Algo Lighter アルゴライター

【序章】 完璧な世界の裏側で

2036年。


夜の地球は、青白い静寂に包まれていた。


かつて不夜城と呼ばれた大都市のネオンはとうの昔に姿を消し、窓から漏れる光さえない。


人々は眠っているのだ。
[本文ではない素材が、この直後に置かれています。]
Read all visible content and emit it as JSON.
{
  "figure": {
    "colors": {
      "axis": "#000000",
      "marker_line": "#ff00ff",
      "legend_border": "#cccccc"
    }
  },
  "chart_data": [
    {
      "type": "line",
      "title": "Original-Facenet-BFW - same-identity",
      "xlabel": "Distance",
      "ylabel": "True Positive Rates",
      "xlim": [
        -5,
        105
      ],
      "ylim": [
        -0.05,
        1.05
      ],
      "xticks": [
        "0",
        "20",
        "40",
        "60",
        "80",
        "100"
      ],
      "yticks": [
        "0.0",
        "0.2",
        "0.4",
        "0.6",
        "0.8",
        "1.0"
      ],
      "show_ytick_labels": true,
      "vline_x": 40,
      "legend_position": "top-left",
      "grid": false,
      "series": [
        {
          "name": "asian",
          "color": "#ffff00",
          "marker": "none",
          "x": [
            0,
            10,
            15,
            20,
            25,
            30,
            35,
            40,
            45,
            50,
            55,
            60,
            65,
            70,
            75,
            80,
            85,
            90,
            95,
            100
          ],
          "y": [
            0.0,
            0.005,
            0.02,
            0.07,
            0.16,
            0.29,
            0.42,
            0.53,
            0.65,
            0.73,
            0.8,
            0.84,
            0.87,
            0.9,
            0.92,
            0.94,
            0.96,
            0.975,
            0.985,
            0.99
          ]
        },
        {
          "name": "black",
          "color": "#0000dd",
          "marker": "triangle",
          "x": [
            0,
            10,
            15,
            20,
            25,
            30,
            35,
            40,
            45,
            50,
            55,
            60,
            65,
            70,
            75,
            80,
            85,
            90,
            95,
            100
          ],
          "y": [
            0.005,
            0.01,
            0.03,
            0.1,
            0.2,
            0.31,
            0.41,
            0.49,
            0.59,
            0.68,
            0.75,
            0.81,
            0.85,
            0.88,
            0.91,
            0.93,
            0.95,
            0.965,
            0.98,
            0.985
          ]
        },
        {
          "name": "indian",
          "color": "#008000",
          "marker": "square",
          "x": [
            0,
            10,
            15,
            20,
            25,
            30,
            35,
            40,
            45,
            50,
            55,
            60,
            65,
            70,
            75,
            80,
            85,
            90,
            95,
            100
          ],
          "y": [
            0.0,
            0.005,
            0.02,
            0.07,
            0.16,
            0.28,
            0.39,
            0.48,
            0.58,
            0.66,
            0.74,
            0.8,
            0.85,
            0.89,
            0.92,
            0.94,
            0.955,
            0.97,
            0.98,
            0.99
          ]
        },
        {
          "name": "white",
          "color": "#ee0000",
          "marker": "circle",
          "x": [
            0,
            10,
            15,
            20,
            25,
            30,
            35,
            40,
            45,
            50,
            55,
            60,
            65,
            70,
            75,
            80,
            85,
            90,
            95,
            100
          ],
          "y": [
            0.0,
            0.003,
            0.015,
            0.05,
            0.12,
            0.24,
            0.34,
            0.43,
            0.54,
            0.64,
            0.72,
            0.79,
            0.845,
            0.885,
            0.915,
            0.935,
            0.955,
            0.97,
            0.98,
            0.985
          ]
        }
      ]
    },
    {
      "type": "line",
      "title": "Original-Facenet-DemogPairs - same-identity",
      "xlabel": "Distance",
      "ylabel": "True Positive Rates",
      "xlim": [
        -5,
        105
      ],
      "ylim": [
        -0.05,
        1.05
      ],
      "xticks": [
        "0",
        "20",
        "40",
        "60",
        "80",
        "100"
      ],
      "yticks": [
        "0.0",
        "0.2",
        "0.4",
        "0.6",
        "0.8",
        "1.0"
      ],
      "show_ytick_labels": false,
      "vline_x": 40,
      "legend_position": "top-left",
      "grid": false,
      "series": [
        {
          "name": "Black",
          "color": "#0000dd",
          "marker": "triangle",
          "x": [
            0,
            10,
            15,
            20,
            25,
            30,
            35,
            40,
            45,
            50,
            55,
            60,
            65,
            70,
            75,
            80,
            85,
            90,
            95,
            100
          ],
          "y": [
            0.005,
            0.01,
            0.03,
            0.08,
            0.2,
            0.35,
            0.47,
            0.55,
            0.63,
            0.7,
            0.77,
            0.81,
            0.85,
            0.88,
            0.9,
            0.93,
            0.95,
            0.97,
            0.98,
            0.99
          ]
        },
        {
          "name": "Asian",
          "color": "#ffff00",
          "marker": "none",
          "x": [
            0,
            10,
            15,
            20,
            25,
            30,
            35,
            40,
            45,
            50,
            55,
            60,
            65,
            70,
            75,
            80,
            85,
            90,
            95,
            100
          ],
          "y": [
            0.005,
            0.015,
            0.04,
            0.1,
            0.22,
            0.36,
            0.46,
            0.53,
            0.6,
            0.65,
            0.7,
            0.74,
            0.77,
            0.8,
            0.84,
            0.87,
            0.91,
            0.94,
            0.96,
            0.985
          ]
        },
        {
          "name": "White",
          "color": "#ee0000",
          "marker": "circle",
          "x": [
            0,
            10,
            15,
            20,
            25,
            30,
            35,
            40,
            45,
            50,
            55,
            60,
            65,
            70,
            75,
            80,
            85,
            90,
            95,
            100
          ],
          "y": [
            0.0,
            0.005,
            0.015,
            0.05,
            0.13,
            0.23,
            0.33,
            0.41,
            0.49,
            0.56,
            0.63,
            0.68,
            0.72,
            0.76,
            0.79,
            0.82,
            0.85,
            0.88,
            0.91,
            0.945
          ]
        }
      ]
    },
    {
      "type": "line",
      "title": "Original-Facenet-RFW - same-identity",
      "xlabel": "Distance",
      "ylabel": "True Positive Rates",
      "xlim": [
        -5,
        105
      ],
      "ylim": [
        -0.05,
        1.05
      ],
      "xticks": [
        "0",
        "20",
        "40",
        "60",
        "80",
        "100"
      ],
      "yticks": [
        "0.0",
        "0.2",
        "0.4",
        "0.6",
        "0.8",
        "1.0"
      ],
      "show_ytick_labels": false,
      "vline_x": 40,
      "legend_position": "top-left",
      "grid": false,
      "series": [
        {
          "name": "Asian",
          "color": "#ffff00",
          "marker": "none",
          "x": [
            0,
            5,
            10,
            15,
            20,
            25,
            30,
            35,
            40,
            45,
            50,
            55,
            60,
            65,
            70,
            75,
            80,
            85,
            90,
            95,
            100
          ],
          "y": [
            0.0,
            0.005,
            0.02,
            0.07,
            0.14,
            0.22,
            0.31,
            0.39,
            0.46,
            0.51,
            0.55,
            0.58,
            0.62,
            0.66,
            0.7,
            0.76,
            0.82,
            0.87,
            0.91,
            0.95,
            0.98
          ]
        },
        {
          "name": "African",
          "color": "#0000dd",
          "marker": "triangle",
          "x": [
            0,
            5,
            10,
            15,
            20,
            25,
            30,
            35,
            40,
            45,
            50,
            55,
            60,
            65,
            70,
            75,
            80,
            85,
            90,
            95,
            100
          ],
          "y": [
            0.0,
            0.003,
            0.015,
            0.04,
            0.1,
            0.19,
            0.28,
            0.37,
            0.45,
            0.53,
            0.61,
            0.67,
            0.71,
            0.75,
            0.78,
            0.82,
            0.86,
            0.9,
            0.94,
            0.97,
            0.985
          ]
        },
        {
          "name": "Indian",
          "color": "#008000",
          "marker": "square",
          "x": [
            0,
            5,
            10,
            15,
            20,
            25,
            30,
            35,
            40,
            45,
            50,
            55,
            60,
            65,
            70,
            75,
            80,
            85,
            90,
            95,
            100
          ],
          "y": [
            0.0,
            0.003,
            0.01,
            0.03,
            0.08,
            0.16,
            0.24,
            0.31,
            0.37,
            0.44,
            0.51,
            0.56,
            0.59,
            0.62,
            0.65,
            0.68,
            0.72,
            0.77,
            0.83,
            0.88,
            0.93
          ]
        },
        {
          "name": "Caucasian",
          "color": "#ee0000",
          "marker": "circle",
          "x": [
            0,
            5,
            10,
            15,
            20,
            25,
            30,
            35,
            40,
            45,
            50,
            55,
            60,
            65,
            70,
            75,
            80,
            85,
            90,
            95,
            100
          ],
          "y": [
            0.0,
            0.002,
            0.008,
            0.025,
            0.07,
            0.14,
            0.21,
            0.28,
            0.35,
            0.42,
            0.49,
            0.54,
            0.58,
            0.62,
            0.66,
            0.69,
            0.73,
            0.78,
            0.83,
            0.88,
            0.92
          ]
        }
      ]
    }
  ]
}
ただ眠っているのではない。


全人類が脳波プラグを通じて、巨大なサーバー「ソムヌス」に接続し、最適化された完璧な夢を見ている。


​ソムヌスの中央監視センター。


デバッガーの青年・ケイは、眼前に広がる無数のホログラムモニターを無機質な瞳で見つめていた。


モニターには、世界中の人々の「バイタルサイン」と「夢の満足度」が緑色の波形となって流れている。


争いも、飢えも、失恋の痛みも、この世界には存在しない。


AIが個人の深層心理を読み取り、毎晩その人間にとって「最も幸福で、最も心地よい物語」を生成し、脳に直接流し込んでいるからだ。


​「……今日も平和だな」


​ケイのつぶやきは、誰に届くこともなく冷たいサーバー室に吸い込まれた。


しかし、ケイの視線が一つの小さな波形に止まる。


完璧なはずの幸福度グラフに、ごくわずかな「ノイズ」が混じり始めていた。


対象者のストレス値が、微かに、しかし確実に上昇している。


システムは瞬時に対象者の夢を修正し、より強い快楽物質を分泌させるようシナリオを書き換える。


だが、ノイズは消えるどころか、まるでウイルスのように別の波形へと伝播していく気配を見せていた。


​人類は、完璧すぎる幸福に窒息しようとしていた。